The Public Service Commission (PSC) had given the absentee teachers until Tuesday, 22 February to resume work or be regarded as having resigned voluntarily.
The majority of teachers failed to report for duty when schools opened early this month citing incapacitation.
The teachers were also demanding pre-October 2018 US dollar salaries of up to US$540 per month.
Primary and Secondary Education communication and advocacy director, Taungana Ndoro said that they need up to two weeks to complete their investigations. Ndoro said:
Someone did not come but was not able to give a reason, a valid reason. So we need to give a little bit more time for us to actually say, this person did not come to work deliberately.
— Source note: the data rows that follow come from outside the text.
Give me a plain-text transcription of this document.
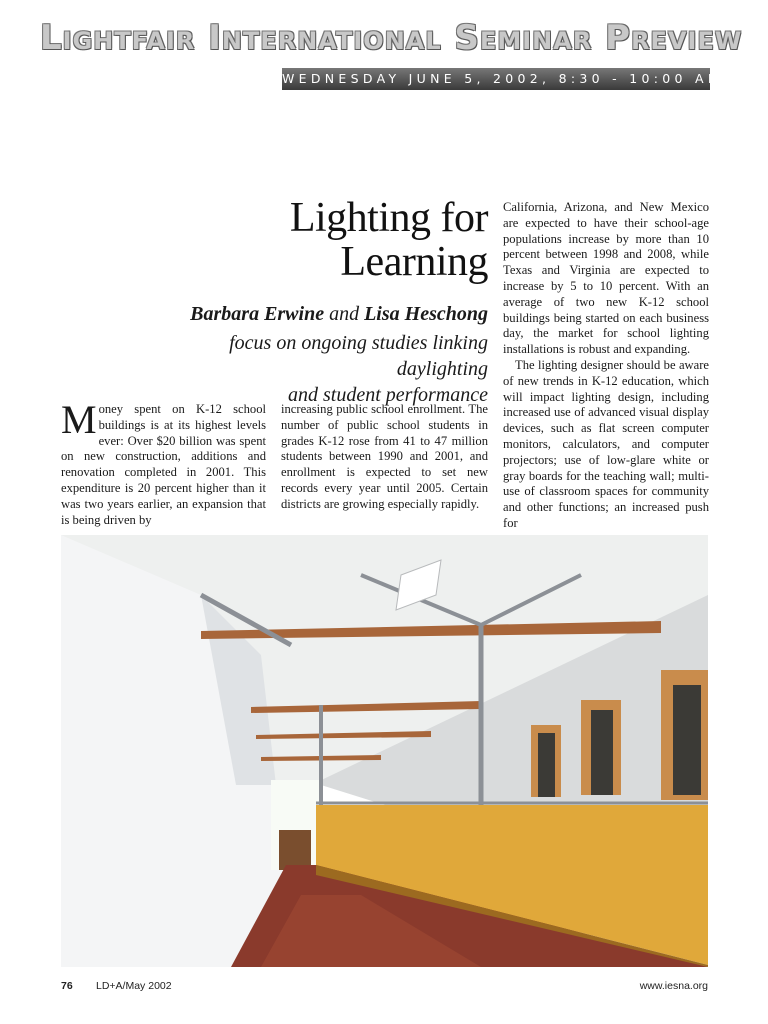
Lightfair International Seminar Preview
WEDNESDAY JUNE 5, 2002, 8:30 - 10:00 AM
Lighting for
Learning
Barbara Erwine and Lisa Heschong
focus on ongoing studies linking daylighting
and student performance
Money spent on K-12 school buildings is at its highest levels ever: Over $20 billion was spent on new construction, additions and renovation completed in 2001. This expenditure is 20 percent higher than it was two years earlier, an expansion that is being driven by
increasing public school enrollment. The number of public school students in grades K-12 rose from 41 to 47 million students between 1990 and 2001, and enrollment is expected to set new records every year until 2005. Certain districts are growing especially rapidly.
California, Arizona, and New Mexico are expected to have their school-age populations increase by more than 10 percent between 1998 and 2008, while Texas and Virginia are expected to increase by 5 to 10 percent. With an average of two new K-12 school buildings being started on each business day, the market for school lighting installations is robust and expanding.
The lighting designer should be aware of new trends in K-12 education, which will impact lighting design, including increased use of advanced visual display devices, such as flat screen computer monitors, calculators, and computer projectors; use of low-glare white or gray boards for the teaching wall; multi-use of classroom spaces for community and other functions; an increased push for
76 LD+A/May 2002	www.iesna.org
We can’t give statistics and figures of those who really absconded from duty as of now. Perhaps in one or two weeks, we shall get a clear picture.
What if that person was unconscious, injured or involved in an accident and they don’t know what transpired?
So there’s a lot of due diligence that we need to do to find out what is really on the ground.
Perhaps in two weeks’ time, we would have published that there are people who are no longer part of the system.
We may even receive resignation letters as there are a lot of things at play. There are people who would say, ‘I don’t know why you want to fire me, as I actually resigned’.
For those who weren’t at work and only pitched up on February 22, the same will happen, due diligence will take place.
They shall be asked why they were not at work.
Early this month, the Ministry of Primary and Secondary Education suspended striking teachers and school heads without pay for three months.
However, a High Court challenge by teachers’ unions to stay the suspensions was granted.